Would you report someone to the Police for breaking Covid rules............

BoldonLad

Veteran
Location
South Tyneside
Seems like the Covidiots next door have had a constant stream of friends, family/extended family dropping in all all month, but it ramped up on Friday for a birthday celebration and has carried on all weekend with people popping in to see their new dog.
How thick do you have to be?
Over a period of a month? Key question is "how many infections?"
 

lazybloke

Let's go sledding
Location
In a cemetery
Over a period of a month? Key question is "how many infections?"
Surprised you have to ask, there have been over 4.1 million confirmed infections in the UK so far, thanks in part to idiots who think it's okay to break lockdown.
 

AuroraSaab

Über Member
It's one of my worries when the lockdown eases - people are just going to go nuts and go back to having bbq's and mates round on the basis of 'Granny's had the jab'.
 

Craig the cyclist

Well-Known Member
Because you've leapt from a comment about "understanding risk", to a statement about cause-and-effect. With a phenomonon like viral infection every risk is about probabilty; you can only blame people (and criticise them) if wearing the right PPE*


*A good-quality set of hindsight goggles
A 'risk' is about the likelihood of a an event happening, the event here being the passing on of a serious infection by a group of people who spend their entire working lives treating people with that very serious infection, and by last Christmas the risk of asymptomatic infection was extremely well known. As none of the clinicians had donned their PPE, but had sat apart from each other, the risk (or likelihood of an asymptomatic carrier among the group) was high.

So yes, this group of people who deal with the infection daily, took an unnecessary level of risk in holding an unnecessary meeting, in an unnecessary manner, putting others at risk through infection, cancelled operations, adding to the workload of fellow clinicians and costing thousands and thousands of pounds. Anyway, let's all focus on the Government and not blame my fellow NHS workers for cocking up shall we? Trust me, I could tell you some horror stories about PPE.


Oh, and I don't understand why in a viral infection the risk is about probability? ALL risk is about probability, if it wasn't then it wouldn't be risk, it would be certainty!
 

marinyork

Resting in suspended Animation
Location
Logopolis
Maybe all the grannies having get togethers will need to be reminded not to kill the grandkids.
Yes, ideally the grannies will need to be reminded not to put their children and grandchildren in hospital. But through unvaccinated and those who vaccines don't stop hospitalisation that's still a fairly big pool of people to merit being careful, even among their fellow grannies.
 

johnblack

Über Member
Yes, ideally the grannies will need to be reminded not to put their children and grandchildren in hospital. But through unvaccinated and those who vaccines don't stop hospitalisation that's still a fairly big pool of people to merit being careful, even among their fellow grannies.
So maybe more along the lines of "Grannies, don't kill your Grandkids or other Grannies or those who cannot be vaccinated or those who have but will still get ill." Looses the impact, we need to keep it snappy.
 

marinyork

Resting in suspended Animation
Location
Logopolis
So maybe more along the lines of "Grannies, don't kill your Grandkids or other Grannies or those who cannot be vaccinated or those who have but will still get ill." Looses the impact, we need to keep it snappy.
The reason I mentioned hospitalisations is that I am, very fortunately, very unlikely to die of covid, 175x less likely than someone who is 85+. I'm not that much less likely to be hospitalised than the plethora of people in their early 50s, who are going to get a vaccination very soon. This point was very indirectly dealt with by Chris Whitty and one of his slides yesterday, but it didn't have the full force of message. The hospitals can have a lot of people in them still and this still helps hinder the day to day running of hospitals for everyone else which is largely forgotten about.

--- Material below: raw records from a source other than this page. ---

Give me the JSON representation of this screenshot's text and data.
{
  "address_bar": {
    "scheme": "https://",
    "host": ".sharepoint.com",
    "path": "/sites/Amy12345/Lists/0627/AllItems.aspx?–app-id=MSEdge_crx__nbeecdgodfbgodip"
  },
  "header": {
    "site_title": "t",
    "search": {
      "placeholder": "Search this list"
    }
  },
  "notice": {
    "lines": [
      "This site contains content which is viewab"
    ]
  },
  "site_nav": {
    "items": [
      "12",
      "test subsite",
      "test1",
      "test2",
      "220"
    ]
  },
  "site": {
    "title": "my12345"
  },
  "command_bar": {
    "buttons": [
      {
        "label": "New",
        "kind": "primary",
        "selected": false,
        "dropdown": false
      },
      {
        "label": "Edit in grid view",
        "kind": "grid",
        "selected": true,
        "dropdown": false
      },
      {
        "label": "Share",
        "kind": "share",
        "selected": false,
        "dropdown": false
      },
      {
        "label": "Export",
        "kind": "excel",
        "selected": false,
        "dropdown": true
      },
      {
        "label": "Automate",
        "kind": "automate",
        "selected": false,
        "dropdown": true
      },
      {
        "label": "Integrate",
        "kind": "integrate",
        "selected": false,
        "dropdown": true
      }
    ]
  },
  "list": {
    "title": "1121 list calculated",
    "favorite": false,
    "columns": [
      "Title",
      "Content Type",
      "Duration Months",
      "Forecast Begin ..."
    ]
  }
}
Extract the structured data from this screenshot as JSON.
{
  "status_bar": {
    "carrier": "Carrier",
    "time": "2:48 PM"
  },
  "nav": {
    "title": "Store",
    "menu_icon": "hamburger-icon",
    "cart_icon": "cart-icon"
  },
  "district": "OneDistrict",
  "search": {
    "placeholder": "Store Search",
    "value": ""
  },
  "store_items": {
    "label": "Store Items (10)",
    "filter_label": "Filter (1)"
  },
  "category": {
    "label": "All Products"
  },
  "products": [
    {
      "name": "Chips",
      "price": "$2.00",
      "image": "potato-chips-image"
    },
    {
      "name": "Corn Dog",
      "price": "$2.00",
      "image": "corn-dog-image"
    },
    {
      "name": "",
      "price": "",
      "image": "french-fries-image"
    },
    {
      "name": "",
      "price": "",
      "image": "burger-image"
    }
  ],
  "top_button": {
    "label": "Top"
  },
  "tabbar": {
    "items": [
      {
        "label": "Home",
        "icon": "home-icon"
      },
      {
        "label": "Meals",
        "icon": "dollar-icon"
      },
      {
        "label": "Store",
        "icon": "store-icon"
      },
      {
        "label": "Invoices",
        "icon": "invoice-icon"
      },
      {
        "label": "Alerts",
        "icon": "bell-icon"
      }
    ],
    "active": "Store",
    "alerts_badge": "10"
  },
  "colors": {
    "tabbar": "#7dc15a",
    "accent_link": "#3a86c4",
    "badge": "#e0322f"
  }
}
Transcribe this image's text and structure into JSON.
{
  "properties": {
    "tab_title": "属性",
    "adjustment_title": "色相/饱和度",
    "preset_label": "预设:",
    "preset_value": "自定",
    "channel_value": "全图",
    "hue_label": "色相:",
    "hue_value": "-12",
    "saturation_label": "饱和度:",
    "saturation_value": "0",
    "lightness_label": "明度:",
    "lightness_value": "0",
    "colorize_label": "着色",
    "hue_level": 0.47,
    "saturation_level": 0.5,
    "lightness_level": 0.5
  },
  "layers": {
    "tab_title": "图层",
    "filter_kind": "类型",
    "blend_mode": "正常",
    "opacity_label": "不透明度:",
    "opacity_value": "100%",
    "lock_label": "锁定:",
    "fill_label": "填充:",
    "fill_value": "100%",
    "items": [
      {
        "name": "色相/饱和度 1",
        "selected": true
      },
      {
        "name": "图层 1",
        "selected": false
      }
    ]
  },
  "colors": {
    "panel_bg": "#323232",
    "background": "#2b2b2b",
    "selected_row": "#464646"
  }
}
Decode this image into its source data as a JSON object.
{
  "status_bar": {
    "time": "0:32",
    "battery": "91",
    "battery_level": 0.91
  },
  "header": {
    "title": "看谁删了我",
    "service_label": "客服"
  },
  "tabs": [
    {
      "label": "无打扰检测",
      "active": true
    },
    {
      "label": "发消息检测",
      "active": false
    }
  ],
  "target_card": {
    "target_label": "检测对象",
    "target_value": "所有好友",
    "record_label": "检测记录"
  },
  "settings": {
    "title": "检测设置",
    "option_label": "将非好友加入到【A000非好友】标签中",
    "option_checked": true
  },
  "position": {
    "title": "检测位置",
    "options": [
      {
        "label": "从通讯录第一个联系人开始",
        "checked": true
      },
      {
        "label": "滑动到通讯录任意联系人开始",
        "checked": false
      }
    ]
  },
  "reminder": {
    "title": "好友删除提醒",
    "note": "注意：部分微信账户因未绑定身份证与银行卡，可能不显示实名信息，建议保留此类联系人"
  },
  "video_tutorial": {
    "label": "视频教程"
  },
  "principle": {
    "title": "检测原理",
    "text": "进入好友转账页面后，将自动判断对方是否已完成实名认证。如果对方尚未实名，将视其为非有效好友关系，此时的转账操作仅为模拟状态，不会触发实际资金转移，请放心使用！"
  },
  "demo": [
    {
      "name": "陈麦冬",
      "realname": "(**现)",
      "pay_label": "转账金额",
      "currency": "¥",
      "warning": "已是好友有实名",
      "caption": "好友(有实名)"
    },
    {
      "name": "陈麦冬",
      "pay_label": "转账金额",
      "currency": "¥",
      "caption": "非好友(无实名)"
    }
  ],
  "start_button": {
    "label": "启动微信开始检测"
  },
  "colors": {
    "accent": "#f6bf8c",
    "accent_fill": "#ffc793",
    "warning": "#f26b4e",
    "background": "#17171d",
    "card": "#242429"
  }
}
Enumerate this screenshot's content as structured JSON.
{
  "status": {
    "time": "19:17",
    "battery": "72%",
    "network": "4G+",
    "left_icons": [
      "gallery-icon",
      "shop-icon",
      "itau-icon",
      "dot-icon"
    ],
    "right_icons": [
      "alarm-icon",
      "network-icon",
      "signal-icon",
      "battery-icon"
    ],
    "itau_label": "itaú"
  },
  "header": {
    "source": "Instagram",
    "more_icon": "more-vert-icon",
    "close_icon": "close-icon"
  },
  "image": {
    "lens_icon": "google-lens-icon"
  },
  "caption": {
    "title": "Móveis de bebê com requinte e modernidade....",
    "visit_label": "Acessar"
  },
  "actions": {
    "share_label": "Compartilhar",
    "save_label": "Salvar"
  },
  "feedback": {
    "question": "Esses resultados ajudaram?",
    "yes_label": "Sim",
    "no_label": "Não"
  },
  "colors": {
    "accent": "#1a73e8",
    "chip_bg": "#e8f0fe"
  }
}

A year into this with politicians and some public health bods and posters, they switch back and forth talking about deaths, hospitalisations and long covid when it suits them often then retreating back to deaths only when they want to justify something or easing things quicker. There needs to be a lot more talk of hospitalisations and long covid and talking about deaths but rarer and in context.

I'd have thought Grandparents and parents don't put your children/grandchildren in hospital or give them long covid would be a reasonably snappy message that could get consensus. It's not scaring people unnecessarily but telling people to be careful.

If people talk about solely about death in the messaging too much in future, the public aren't daft and will just lose confidence.